Is accreditation part of the issue/solution?
Who should be on the accrediting bodies? Whose agenda(s) do they represent?
(Related) Issue #2: Only doing what one’s peer groups are doing.
From DSC:
If the entire boat is sinking, does it matter what your peers are doing?!? Isn’t it time for bigger thinking? Bolder thinking? More (and careful/well-thought-through) experimentation?
Paul Freedman states this as well in his article:
I have heard people in the industry compare the current state of higher education to a sinking ship. If that is accurate, then accreditors should be viewed as the ones who are literally nailing down the deck chairs to the Titanic. We need to keep the students we are all dedicated to serving from going down with the ship. We, as the education industry and as US citizens, need to fight for accreditation reform.

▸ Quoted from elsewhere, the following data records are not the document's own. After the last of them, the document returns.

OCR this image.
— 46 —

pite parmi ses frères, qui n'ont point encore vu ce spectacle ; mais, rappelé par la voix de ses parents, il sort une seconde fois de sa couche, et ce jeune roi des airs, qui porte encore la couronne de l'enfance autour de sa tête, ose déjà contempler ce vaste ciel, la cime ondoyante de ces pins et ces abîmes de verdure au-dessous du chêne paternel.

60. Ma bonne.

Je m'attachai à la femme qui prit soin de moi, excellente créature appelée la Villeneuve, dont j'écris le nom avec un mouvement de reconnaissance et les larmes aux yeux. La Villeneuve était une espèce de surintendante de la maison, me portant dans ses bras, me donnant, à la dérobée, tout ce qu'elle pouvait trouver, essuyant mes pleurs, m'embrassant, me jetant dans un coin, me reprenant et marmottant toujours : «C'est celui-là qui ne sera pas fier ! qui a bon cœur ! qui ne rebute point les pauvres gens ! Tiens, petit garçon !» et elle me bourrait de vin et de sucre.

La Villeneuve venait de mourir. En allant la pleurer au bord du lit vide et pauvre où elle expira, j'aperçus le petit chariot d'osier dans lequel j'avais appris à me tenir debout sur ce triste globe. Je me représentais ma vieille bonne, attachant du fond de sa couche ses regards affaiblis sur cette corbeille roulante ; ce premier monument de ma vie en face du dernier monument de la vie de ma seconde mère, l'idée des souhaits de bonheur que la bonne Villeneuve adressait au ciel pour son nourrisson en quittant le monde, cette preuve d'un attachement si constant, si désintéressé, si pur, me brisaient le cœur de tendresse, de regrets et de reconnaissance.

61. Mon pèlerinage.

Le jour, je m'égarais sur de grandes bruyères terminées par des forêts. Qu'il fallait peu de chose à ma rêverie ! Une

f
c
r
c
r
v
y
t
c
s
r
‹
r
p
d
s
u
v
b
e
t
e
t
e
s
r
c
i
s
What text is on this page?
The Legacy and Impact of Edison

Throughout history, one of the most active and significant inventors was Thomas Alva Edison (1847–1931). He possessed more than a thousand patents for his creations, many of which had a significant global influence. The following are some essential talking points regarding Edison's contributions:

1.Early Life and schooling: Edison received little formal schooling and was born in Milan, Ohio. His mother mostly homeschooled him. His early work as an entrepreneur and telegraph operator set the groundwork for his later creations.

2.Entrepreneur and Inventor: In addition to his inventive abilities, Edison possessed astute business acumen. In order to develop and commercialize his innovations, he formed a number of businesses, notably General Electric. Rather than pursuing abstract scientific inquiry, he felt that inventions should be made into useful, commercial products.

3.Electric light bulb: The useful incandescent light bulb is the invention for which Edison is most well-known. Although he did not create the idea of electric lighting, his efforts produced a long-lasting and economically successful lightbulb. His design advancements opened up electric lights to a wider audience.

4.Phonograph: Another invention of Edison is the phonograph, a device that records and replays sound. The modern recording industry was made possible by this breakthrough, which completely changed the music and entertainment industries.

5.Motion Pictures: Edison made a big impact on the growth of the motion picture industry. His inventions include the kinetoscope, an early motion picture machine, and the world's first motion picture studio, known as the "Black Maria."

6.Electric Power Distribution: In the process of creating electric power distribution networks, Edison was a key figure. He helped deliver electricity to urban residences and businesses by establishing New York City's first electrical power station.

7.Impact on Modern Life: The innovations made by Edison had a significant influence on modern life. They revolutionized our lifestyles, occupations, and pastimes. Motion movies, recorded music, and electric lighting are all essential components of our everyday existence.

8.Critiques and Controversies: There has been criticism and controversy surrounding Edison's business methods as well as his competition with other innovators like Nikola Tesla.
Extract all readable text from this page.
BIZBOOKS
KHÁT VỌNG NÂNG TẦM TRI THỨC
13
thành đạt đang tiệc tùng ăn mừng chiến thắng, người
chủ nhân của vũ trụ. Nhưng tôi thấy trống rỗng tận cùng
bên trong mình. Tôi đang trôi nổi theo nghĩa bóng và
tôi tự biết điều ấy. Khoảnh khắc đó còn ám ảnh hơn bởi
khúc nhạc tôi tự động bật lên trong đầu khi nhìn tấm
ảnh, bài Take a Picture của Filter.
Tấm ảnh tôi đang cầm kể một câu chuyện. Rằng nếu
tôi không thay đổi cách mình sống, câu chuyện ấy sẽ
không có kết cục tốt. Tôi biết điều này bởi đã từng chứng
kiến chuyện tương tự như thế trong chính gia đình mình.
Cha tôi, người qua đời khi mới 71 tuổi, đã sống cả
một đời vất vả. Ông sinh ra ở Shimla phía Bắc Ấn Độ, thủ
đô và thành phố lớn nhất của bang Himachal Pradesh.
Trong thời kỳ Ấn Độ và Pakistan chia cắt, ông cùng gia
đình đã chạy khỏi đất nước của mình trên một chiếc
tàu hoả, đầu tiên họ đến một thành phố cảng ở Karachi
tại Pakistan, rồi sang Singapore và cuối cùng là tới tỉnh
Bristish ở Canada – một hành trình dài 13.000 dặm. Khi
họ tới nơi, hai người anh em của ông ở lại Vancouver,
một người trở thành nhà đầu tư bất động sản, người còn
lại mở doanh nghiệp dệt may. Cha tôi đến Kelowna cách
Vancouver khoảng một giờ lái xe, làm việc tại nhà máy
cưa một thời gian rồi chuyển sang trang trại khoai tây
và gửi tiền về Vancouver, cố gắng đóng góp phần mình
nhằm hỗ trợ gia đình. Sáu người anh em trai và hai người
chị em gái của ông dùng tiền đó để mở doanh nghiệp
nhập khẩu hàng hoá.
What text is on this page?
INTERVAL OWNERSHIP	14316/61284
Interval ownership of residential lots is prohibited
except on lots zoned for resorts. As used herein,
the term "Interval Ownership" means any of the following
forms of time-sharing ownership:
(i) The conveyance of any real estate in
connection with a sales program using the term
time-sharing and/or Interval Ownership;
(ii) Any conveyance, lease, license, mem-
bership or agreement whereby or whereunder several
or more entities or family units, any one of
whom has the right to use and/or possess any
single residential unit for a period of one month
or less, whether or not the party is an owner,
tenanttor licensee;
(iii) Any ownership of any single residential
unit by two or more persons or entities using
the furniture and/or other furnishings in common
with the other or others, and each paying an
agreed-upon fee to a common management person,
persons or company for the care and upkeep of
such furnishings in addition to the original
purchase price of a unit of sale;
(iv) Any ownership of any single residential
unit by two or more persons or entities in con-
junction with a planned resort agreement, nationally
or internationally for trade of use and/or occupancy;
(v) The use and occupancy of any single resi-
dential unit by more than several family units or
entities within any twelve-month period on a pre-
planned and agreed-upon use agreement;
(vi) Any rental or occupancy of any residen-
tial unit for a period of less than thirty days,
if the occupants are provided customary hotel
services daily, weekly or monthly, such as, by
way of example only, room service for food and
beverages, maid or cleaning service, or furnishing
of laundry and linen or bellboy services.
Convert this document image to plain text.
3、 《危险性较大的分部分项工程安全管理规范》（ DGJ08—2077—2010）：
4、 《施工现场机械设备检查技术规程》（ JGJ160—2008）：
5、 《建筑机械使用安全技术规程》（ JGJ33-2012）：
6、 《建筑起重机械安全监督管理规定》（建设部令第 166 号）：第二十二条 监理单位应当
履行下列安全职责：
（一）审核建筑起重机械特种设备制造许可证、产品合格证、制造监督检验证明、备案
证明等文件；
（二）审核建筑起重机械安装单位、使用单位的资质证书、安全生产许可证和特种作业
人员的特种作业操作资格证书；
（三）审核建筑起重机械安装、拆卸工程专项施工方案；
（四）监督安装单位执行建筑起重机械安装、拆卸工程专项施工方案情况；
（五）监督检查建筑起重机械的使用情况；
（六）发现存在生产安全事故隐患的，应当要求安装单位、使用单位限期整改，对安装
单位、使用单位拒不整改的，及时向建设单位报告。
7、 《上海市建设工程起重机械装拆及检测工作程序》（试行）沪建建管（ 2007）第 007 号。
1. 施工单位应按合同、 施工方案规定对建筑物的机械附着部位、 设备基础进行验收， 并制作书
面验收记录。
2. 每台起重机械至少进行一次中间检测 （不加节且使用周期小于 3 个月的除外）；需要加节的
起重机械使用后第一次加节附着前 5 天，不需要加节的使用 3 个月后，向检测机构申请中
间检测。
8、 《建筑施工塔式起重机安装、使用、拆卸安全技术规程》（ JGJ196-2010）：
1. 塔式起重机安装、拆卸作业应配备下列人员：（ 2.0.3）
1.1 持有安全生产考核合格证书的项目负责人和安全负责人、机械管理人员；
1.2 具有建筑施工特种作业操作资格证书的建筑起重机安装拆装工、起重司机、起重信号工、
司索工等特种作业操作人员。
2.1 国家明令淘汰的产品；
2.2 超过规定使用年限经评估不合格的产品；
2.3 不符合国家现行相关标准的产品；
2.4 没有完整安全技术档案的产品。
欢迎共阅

I ask these questions and pose the above picture not to promote panic — but rather to strongly encourage change. Institutions of higher education need to adapt in order to stay relevant, survive, and to properly equip future generations for the world they will be entering.
If not, students will find other ways to be successful — and so will corporations.
Addendum on 9/3/13:
- Higher Ed Accrediting Commissions: Transparency for thee, not for me — from mfeldstein.com by Phil Hill
Excerpt:
Why do I keep covering accreditation issues on e-Literate, a blog nominally about online learning and educational technology? The reason is that accrediting commissions have enormous influence on higher education institutions, particularly as the industry wrestles with questions of which changes are necessary, which changes are worth trying but might not work, and which changes should be avoided. If there really is a shift in the DOE’s views on accreditation or in the accrediting commissions’ interpretation of standards, then that could have fairly profound cascade effects on competency-based learning programs, private online colleges, MOOCs, and online service providers.That is also why the lack of transparency from the accrediting commissions is so troubling. They are making decisions that have profound effects on many institutions, not just the specific schools under review.